Papandreou Changes His Mind, Refuses to Step Down as PASOK Leader



PASOK Socialist leader and former Prime Minister George Papandreou had a mesasge for those who want him to quit: "Hell no, I won't go."

ATHENS – PASOK Socialist leader George Papandreou, who had promised to step down so that his party could have a new leader and candidate for Prime Minister in elections scheduled for April, said he won’t give up just yet and wants to stay on until the coalition government can reach a deal with international lenders to secure a second bailout for Greece in order to keep from defaulting, and achieve a 50 percent write down of its debt. Papandreou, who resigned as Prime Minister on Nov. 11, 2011, had previously indicated he was willing to step aside so that the party, whose approval ratings have fallen to 15 percent after his two-year tenure which forced waves of punishing pay cuts, tax hikes, slashed pensions and scores of thousands of layoffs of public workers on the Greek people, could have a new leader.

But on Nov. 14 he told the party’s National Council that he won’t go until Greece gets the new bailout deal, creating a schism within his own party with officials that said he is bringing down PASOK by staying on as a former Prime Minister who was hounded out of office by protests, riots and strikes. Finance Minister Evangelos Venizelos, who has imposed most of the tax hikes and wants to be the party’s candidate for Premier, rejected Papandreou’s plan, setting up a great divide within the party just when it didn’t need it, as the rival New Democracy conservatives are forging ahead in polls. Unless pushed aside, Papandreou could remain as PASOK leader until just before the elections, giving his party little time to field a candidate unless it agrees to a dual leadership in which he would be the party’s leader but not the candidate for Prime Minister. After Papandreou’s announcement, Venizelos said he would now not take part in the procedures for the election of a new PASOK President.

Papandreou insisted that the new party leader must be chosen in March from the grassroots party members, and only after the completion of negotiations on the country’s debt swap and the signing of the new loan contract.  Those have been stalled as investors are balking at taking big losses on their loans to Greece. Papandreou said that the elections will take place in late April. They had been scheduled for Feb. 19, but were pushed back because the coalition government led by former European Central Bank Vice-President Lucas Papademos has been unable to make any progress in talks with international lenders while his administration members are squabbling, so elections have now been shifted to late April.

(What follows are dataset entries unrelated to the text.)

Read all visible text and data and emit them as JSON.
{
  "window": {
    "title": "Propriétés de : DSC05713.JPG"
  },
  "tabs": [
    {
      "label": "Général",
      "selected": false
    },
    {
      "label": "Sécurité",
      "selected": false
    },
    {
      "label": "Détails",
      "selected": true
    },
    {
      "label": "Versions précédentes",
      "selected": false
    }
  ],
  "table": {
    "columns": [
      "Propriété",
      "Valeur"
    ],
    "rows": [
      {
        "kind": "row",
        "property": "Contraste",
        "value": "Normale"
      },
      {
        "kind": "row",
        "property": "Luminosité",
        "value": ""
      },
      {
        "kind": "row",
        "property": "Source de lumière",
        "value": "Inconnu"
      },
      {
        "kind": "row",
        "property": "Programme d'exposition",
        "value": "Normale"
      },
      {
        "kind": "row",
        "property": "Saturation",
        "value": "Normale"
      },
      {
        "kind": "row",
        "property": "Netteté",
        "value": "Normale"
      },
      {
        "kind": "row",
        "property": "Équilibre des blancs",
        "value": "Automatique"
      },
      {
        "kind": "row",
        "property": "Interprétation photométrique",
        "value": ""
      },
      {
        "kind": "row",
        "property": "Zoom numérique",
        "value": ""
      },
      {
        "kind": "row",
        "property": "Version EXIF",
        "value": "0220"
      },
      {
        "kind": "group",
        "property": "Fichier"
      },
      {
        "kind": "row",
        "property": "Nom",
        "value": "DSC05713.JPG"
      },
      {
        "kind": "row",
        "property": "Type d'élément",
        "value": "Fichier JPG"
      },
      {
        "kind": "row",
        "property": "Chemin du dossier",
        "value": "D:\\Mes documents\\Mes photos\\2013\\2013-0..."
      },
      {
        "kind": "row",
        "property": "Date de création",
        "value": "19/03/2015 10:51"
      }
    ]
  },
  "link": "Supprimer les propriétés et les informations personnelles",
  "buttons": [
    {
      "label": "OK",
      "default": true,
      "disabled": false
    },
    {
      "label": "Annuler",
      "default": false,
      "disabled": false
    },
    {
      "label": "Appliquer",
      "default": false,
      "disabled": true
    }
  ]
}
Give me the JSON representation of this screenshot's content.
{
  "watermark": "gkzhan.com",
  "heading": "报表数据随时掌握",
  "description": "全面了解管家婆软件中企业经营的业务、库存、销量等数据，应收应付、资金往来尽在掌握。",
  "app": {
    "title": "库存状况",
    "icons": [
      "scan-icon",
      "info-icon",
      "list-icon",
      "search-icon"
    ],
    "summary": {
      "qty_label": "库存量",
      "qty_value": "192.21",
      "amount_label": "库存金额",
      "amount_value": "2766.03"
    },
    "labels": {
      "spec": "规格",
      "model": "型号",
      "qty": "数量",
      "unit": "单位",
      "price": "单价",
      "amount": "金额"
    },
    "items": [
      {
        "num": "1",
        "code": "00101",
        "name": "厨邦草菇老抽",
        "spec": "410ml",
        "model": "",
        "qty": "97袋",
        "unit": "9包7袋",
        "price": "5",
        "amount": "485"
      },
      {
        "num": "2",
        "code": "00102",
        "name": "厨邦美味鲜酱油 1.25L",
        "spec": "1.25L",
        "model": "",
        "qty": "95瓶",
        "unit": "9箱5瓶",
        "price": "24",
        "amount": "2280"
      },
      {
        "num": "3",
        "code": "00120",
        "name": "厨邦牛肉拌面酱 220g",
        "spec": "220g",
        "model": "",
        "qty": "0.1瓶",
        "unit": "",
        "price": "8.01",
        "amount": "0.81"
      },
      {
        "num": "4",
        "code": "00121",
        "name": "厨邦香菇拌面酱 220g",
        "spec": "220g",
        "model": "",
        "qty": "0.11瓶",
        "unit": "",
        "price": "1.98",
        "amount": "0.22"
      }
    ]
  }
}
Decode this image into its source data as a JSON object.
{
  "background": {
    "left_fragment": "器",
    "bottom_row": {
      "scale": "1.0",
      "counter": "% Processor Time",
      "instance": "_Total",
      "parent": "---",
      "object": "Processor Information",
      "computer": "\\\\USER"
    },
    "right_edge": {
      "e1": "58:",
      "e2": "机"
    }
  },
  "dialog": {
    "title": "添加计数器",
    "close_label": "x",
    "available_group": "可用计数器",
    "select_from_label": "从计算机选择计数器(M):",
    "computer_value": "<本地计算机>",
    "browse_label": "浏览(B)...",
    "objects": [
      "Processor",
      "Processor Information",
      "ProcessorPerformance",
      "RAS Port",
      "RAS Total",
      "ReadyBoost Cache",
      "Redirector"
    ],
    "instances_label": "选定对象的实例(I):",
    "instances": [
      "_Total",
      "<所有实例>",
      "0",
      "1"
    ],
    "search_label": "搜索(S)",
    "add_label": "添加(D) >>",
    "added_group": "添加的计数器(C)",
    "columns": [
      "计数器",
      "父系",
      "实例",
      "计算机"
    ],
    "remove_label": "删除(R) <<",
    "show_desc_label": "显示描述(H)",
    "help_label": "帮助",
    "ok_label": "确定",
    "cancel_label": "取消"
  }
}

There was no reaction from New Democracy leader Antonis Samaras, who insisted the elections have to be held before Easter on April 15. Papandreou was steadfast in his opinion. “I will not consent to any proposal that is not in harmony with the country’s needs and democratic achievements such as the election from the grassroot members and the citizens,” he said. An apologetic Papandreou admitted that the only thing his government achieved was to avoid a disorderly default and once again put a fair share of the blame for the current fiscal problems on the New Democracy government, which was in power from 2004 to 2009. “Committing errors is natural when you decide to act,” he said. “The memorandum with our creditors did not solve the problems, but we did not default. However, our country has not yet avoided the risk.”

Addressing his critics inside the party who call for his immediate departure, Papandreou showed a combative face, stating: “You must take all timetables and ambitions out of your mind. You should listen to a man who has lived it all within two years,” he said. The newspaper Kathimerini reported that he struck an unusually populist note in attacking Germany and Chancellor Angela Markel, whose country is putting up most of the $152 billion in loans to save Greece,  saying, “They have a costume for Europe that is tailor-made in order to avoid a new Greece. They did not believe that we wanted to put our house in order after what they had seen until 2009. Conservative Europe has failed.”

He went on to attack the media that applies pressure on politicians and, as he usually does when he wants to make the traditionalist wing of the party close ranks, made an emotional reference to his father, the three-time Prime Minister Andreas Papandreou: “As for the cowardly attacks on my family, I will answer using a phrase of Andreas: You want to hit me? I’m here!” He added: “I do not know whether I will win the battle but I will fight; and that is from any post, be it within or outside of Greece,” he vowed.

In his speech, Venizelos, who several years ago failed in a bid to replace Papandreou as party leader, said that the former Premier had promised to step down and was now reneging. Venizelos promised to do his duty as Finance Minister and said the next few months will decide whether Greece survives economically or goes under. If talks for a second bailout of $169 billion and debt write-down fail, it will disrupt Papandreou’s planned schedule and could make the elections moot as Greece will go bankrupt.